Aunque, total, ¿para qué esforzarse más, en el caso de que puedas permitírtelo, si no va a reconocerlo nadie más allá de una selecta élite de muy cafeteros? El problema del español no es ya que no pueda permitirse el nivel de vida de la clase media europea, sino que ni siquiera tiene la posibilidad de ver ese nivel a su alrededor: el español medio vive en una burbuja de estrechez arrastrada que ha asumido como «lo normal».

Y hablo sólo de lo superficial porque eso de tener un coche propio, un piso no compartido con media docena de colgados cuarentones más o un sueldo capaz de mantener una familia formada por algo más que un gato y dos cactus es pura ciencia ficción.

Cuando Garamendi pidió esta semana que los españoles cobren su nómina íntegra para que sean conscientes de cuánto les paga realmente su empresa y cuánto dinero les arrebata el Gobierno cada mes, y que luego Hacienda les quite ese dinero directamente de su cuenta, miles de tiesos españoles se le echaron encima en las redes sociales. «¿Se cree que no sabemos leer una nómina?» decían.

Yo no tengo ninguna duda de que no saben leerla. Pero todavía estoy más convencido aún de que no quieren entenderla. Prefieren ignorar que esa limosna que reciben del Estado en forma de unos servicios públicos cada vez más raquíticos es sólo una pequeña parte del dinero que se les roba cada mes de su nómina.

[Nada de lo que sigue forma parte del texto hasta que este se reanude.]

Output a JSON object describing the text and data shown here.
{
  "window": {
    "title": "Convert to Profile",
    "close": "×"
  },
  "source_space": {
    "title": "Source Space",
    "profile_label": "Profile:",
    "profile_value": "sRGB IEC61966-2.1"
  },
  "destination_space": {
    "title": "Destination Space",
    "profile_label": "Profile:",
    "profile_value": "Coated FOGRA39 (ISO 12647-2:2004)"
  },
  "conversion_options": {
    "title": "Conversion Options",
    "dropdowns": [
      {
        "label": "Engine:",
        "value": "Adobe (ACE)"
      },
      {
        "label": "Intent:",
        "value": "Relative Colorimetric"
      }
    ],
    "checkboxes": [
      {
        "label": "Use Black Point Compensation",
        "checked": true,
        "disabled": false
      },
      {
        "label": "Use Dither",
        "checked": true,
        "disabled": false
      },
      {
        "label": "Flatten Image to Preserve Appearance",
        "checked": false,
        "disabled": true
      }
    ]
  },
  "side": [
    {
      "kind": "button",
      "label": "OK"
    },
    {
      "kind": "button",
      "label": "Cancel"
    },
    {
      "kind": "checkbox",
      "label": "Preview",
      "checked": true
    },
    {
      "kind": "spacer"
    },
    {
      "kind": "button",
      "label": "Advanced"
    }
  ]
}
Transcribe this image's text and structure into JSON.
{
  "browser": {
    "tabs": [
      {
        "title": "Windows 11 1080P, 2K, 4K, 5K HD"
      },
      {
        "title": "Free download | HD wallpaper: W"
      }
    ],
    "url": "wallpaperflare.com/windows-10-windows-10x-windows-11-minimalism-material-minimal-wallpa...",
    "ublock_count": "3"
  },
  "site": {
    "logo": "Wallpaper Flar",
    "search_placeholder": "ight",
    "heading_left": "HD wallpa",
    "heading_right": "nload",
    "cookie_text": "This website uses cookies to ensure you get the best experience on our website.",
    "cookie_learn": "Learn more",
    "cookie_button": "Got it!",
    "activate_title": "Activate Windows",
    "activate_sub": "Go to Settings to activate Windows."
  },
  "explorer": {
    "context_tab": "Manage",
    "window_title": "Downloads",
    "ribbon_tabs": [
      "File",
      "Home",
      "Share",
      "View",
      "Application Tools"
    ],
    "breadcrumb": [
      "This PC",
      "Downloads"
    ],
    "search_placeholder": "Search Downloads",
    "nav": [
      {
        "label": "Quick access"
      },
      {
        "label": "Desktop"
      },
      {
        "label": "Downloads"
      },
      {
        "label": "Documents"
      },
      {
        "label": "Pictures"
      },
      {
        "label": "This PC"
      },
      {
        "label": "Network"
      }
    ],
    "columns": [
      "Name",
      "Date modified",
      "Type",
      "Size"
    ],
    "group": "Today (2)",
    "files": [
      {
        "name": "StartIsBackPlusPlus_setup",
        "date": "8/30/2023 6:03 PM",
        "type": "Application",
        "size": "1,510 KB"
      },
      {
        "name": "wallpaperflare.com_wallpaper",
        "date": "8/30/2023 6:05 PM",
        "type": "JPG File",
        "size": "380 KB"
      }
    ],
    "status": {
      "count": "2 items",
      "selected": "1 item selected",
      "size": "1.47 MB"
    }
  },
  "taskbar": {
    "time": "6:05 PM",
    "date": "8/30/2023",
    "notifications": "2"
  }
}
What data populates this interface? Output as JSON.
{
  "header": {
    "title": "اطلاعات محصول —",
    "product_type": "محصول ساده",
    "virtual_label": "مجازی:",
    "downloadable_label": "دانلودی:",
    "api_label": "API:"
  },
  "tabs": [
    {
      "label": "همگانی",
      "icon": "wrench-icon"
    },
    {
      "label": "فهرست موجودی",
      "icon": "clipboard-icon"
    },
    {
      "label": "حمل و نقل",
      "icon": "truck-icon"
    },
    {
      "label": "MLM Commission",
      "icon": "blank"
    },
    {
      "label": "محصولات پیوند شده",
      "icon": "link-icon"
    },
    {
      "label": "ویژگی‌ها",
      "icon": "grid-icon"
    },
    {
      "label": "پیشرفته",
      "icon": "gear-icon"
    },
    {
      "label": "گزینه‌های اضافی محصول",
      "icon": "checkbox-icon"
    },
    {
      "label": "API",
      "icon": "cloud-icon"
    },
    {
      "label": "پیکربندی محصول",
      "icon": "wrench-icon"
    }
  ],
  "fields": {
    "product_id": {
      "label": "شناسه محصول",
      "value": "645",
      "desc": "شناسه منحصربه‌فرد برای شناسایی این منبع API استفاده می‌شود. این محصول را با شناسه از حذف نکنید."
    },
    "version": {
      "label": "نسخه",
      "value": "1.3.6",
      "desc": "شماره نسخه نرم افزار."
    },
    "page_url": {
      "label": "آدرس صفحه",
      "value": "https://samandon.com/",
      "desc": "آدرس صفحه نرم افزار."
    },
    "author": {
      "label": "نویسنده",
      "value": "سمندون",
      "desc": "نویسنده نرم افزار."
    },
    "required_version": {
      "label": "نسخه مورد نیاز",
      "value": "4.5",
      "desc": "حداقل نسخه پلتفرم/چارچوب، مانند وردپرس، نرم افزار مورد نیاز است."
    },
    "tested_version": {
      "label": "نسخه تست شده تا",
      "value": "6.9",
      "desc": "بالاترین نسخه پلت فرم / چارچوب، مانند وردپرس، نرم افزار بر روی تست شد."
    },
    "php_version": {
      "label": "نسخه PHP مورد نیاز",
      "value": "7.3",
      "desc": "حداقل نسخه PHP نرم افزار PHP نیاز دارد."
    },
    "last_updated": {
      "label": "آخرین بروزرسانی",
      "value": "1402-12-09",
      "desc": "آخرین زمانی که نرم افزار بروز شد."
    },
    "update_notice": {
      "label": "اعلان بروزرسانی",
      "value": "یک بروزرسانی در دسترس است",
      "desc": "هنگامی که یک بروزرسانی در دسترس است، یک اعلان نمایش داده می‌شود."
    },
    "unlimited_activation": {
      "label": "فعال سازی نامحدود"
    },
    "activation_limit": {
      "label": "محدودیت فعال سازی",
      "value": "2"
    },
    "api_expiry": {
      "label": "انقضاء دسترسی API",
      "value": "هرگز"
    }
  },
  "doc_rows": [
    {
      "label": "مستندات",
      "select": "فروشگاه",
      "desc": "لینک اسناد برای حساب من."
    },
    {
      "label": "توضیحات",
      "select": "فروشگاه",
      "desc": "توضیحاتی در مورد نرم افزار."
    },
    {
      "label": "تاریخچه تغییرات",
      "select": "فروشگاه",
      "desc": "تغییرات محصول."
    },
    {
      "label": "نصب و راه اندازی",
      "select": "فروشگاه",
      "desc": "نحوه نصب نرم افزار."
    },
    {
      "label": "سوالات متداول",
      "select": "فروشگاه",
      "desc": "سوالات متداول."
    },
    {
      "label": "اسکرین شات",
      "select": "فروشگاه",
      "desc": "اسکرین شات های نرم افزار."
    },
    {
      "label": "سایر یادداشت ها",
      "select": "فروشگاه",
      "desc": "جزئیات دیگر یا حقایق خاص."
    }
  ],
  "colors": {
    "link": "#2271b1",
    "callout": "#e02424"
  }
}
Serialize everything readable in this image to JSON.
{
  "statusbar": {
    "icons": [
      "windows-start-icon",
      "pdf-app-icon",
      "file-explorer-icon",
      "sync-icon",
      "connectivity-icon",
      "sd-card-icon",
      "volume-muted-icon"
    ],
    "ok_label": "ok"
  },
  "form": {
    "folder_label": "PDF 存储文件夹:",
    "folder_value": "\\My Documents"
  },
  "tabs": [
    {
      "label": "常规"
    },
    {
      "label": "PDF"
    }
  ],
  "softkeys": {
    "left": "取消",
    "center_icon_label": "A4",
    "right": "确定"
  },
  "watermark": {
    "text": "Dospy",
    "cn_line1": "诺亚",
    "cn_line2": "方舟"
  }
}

Pero son esclavos voluntarios y piden más. Ahí, con su Dacia Sandero, sus zapatillas de treinta euros, su perfume de supermercado para los días de fiesta, su cerveza y su móvil pagado a plazos. Les invitas a una copa y se piden un combinado con Coca-Cola porque eso es todo lo que conocen. Son los nuevos pobres del siglo XXI. Tan pobres como los del XIX, pero con mucha menos dignidad: estos se arrastran frente al cacique.